Haenisch died, aged 49, in Wiesbaden.

== Family and children ==

Haenisch was married to a worker's daughter from Dortmund, and had four sons and a daughter, Elsa, who emigrated with her Jewish spouse to the United States in 1938 and died in Florida in 1988. One of his sons was communist theoretician Walter Haenisch, a victim of Stalin's great purge.

== Works ==
- Ferdinand Freiligrath: Wir sind die Kraft!

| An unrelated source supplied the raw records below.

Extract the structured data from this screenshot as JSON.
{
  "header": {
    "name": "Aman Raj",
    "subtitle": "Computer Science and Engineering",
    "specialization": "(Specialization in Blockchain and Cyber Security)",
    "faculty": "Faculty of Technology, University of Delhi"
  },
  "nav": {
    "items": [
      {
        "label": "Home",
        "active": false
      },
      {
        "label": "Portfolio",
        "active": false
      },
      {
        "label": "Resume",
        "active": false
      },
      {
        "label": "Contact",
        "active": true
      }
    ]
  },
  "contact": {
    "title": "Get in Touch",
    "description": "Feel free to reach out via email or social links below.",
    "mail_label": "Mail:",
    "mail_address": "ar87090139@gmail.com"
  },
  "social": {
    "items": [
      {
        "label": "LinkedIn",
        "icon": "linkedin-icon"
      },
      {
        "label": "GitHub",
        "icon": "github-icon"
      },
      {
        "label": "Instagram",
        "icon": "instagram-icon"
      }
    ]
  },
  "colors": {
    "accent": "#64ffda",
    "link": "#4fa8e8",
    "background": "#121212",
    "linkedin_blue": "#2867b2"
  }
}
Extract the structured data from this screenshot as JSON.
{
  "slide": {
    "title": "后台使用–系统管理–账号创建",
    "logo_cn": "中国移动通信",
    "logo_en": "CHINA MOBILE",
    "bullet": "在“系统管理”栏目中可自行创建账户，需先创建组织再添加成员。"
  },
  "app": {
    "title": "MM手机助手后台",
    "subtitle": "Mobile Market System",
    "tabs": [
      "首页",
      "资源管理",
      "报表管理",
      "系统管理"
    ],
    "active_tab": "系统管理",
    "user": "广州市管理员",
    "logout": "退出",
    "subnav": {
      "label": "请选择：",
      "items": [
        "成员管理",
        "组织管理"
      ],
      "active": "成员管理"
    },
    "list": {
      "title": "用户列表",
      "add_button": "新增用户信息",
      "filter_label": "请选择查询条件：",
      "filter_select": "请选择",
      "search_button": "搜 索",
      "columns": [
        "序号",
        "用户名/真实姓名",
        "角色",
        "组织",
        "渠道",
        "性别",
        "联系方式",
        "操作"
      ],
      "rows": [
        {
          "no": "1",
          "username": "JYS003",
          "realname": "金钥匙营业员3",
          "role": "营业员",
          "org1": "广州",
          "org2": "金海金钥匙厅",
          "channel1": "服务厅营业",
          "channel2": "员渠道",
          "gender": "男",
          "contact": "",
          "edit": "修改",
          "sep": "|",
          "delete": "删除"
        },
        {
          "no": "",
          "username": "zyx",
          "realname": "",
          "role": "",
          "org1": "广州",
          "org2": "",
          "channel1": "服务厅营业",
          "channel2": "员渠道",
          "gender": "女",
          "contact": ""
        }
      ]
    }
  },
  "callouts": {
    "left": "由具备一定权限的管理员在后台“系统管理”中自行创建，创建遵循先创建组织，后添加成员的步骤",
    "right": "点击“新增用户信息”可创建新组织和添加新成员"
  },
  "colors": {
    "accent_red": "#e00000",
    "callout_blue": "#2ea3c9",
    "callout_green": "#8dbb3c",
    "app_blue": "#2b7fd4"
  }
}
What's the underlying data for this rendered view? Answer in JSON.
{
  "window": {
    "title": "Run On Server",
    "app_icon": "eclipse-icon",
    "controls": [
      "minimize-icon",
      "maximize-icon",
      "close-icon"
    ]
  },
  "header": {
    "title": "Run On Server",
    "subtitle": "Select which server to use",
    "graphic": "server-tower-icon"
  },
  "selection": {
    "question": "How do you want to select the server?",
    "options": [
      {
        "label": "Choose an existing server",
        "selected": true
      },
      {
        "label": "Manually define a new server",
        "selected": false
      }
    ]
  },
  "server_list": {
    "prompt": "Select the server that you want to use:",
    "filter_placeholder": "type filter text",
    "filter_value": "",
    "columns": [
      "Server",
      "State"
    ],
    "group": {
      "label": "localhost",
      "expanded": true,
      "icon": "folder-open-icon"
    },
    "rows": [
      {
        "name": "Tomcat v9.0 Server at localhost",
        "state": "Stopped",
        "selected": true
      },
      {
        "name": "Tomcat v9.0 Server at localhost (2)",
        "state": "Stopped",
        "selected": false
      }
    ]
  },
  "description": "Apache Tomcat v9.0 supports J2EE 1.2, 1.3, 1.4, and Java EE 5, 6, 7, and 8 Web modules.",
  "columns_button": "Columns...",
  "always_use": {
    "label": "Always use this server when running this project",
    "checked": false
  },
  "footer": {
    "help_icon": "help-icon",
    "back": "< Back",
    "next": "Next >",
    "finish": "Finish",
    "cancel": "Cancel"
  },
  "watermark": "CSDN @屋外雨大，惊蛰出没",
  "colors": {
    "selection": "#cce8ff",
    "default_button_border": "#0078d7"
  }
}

Auswahl politischer und proletarischer Gedichte. Mit biographischen Skizze und erläuiterndem Nachwort von Konrad Haenisch. 3. Auflage. Gerisch, Dortmund 1910.
- Die Hetze auf die Arbeiterjugend. Aus den Reden des Landtagsabgeordneten Konrad Haenisch in den Sitzungen des Preußischen Abgeordnetenhauses am 11. und 12. Mai 1914. Ebert, Berlin 1914.
- Wo steht der Hauptfeind? Verlag der Internationalen Korrespondenz Baumeister, Berlin 1915.
- Der deutsche Arbeiter und sein Vaterland. Verlag der Internationalen Korrespondenz. Berlin-Karlshorst 1915.
- Sozialdemokratie und nationale Verteidigung. Buchhandlung Vorwärts, Berlin 1916.
- Die deutsche Sozialdemokratie in und nach dem Weltkriege. Mit einem Anhang: Zur Bibliographie der sozialistischen Kriegsliteratur (= Kriegspolitische Einzelschriften. Bd. 6/7). Schwetschke, Berlin 1916.
- Franz Klupsch: Die Judenhetze. Eine schwere Gafahr für den staatlichen und wirtschaftlichen Wiederaufbau Deutschlands. Mit einem Geleitbrief von Konrad Haenisch (Wirtschaft und Volk. Schriften zur Wiederaufrichtung Deutschlands und Genesung unseres Volkes. Hrsg. von der Deutschen Wirtschafts-Politischen Gesellschaft, Berlin). Berlin 1920.
- Neue Bahnen der Kulturpolitik. Aus der Reformpraxis der deutschen Republik. Dietz, Berlin 1921.
- Lassalle. Mensch und Politiker. Mit einem Bildnis Lassalles von Jakob Steinhardt und 10 Faksimile-Beilagen. Schneider, Berlin 1923.
- August Bebel. Schneider, Berlin 1923.
- Johann Plenge: In den Umsturztagen 1918/19. Aus meinem Briefwechsel mit Konrad Haenisch. Mit einem Brief an Philipp Scheidemann vom 8. November 1918. Bredt, Münster (um 1934).